Pie is having some folder object problems [ Tip: A Documentum Folder’s Existential Crisis « Word of Pie ] and it’s no surprise to me. I trust folder objects less than I trust an insane homicidal computer; at least I know for certain that GLaDOS is still trying to kill me.
I’ve fantasized for years about replacing dm_sysobject with something light weight and implementing things like folder location and versioning as interfaces applied to that type as needed. Pie might not have had hair pulling to do if dm_folder wasn’t bringing along all of dm_sysobject’s baggage. It’s another example of the junk DNA rife through Documentum’s API and schema.
Documentum did add lightweight objects a few years ago, but they fell far short of my fantasy. They turned out to be a hack to deal with bulk object creation instead of a fundamental refactoring of the object schema. I wasn’t surprised; implementing something like my fantasy would be an upgrade/compatibility nightmare; every single sysobject would have to be folded, spindled, and mutilated in the process. Just the database part of that upgrade could take days on big docbases, and those upgrades could fail in spectacular ways noticeable only long after the fact. Oh well.

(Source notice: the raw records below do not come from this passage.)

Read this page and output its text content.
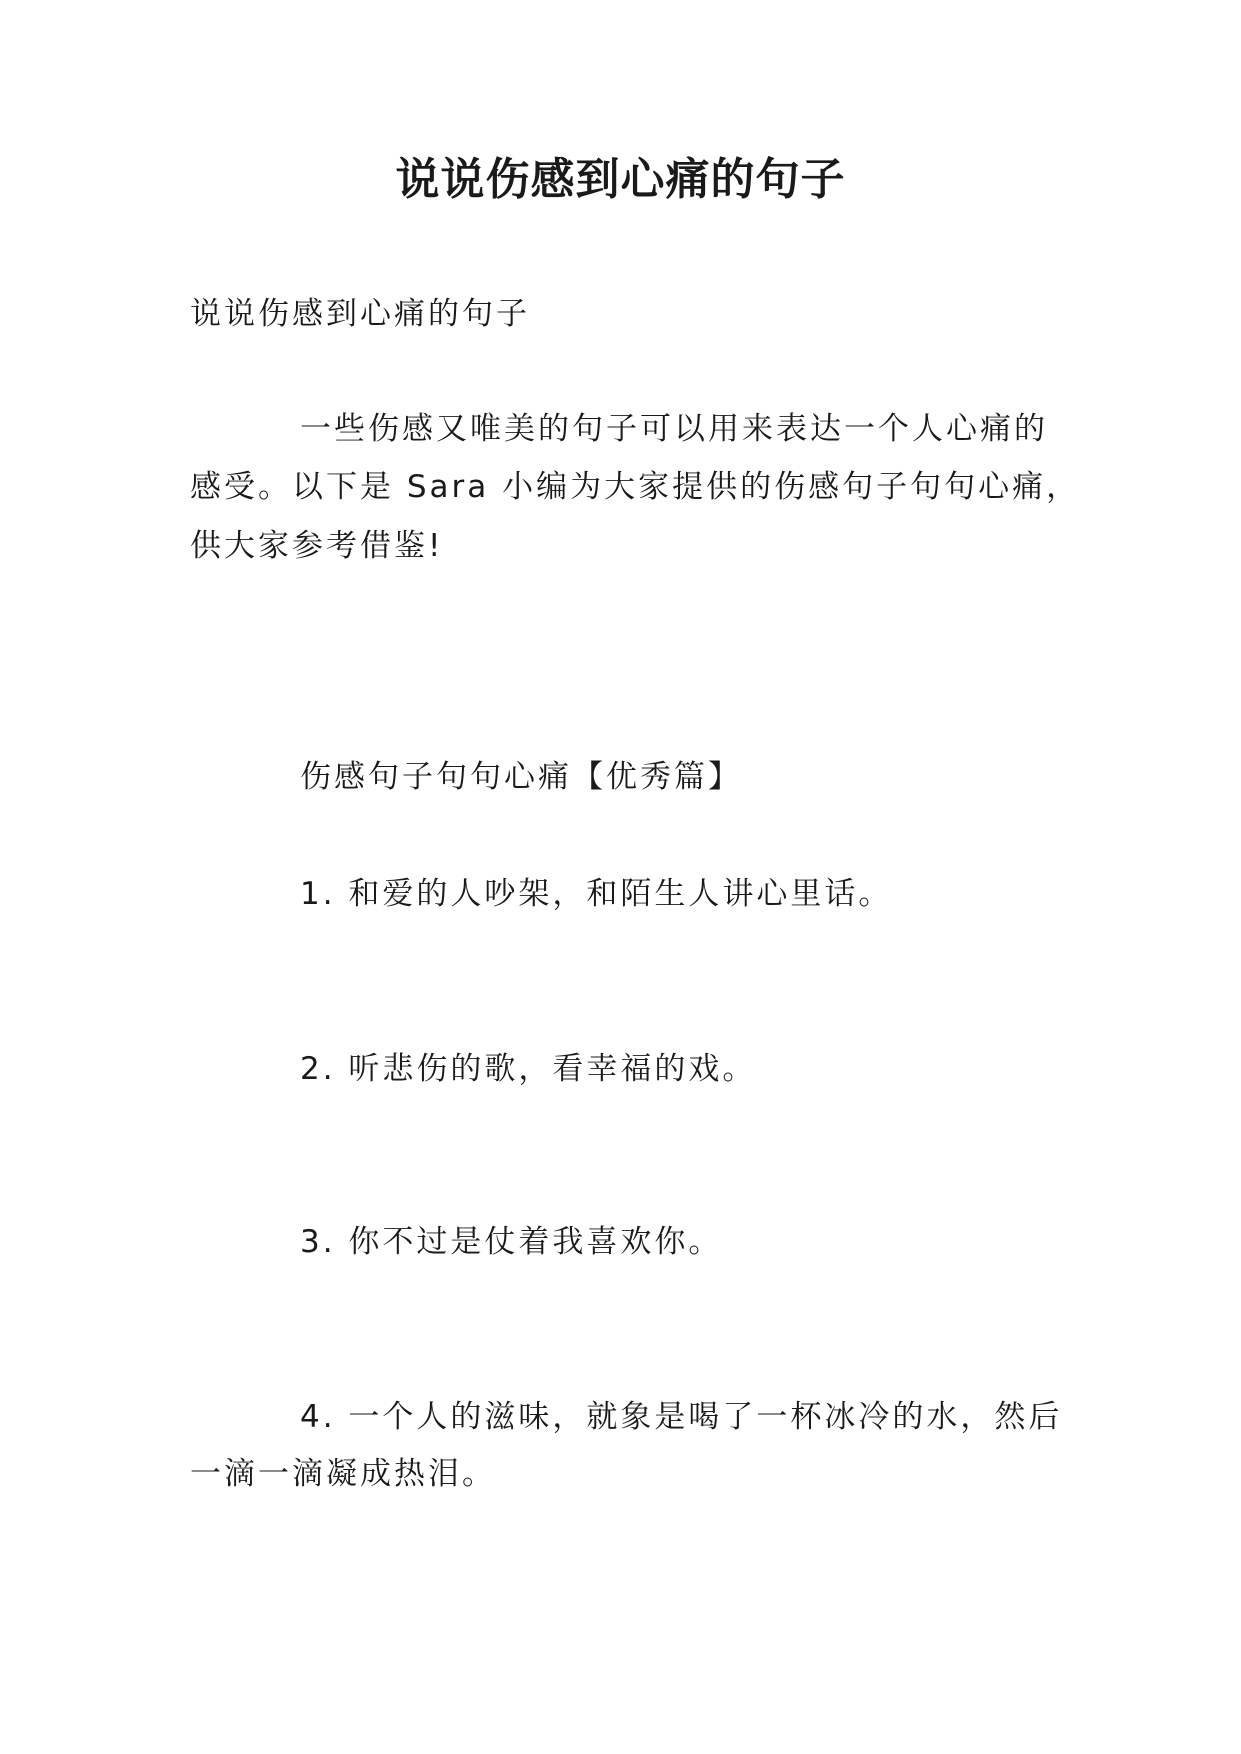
说说伤感到心痛的句子

说说伤感到心痛的句子

一些伤感又唯美的句子可以用来表达一个人心痛的

感受。以下是 Sara 小编为大家提供的伤感句子句句心痛，

供大家参考借鉴!

伤感句子句句心痛【优秀篇】

1. 和爱的人吵架，和陌生人讲心里话。

2. 听悲伤的歌，看幸福的戏。

3. 你不过是仗着我喜欢你。

4. 一个人的滋味，就象是喝了一杯冰冷的水，然后

一滴一滴凝成热泪。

It’s a lesson to inform the creators of new systems like Documentum. Of course there are scaling problems at the database level if those interface abstractions result in lots of separate tables and joins at the concrete level assuming a relational database infrastructure. I think that’s still a safe assumption since object databases haven’t gotten that much better and NoSQL databases don’t seem to be a good fit to this problem space on first blush. I wonder: Did Alfresco learn any of these lessons? Maybe I’ll go take a look under its hood and see.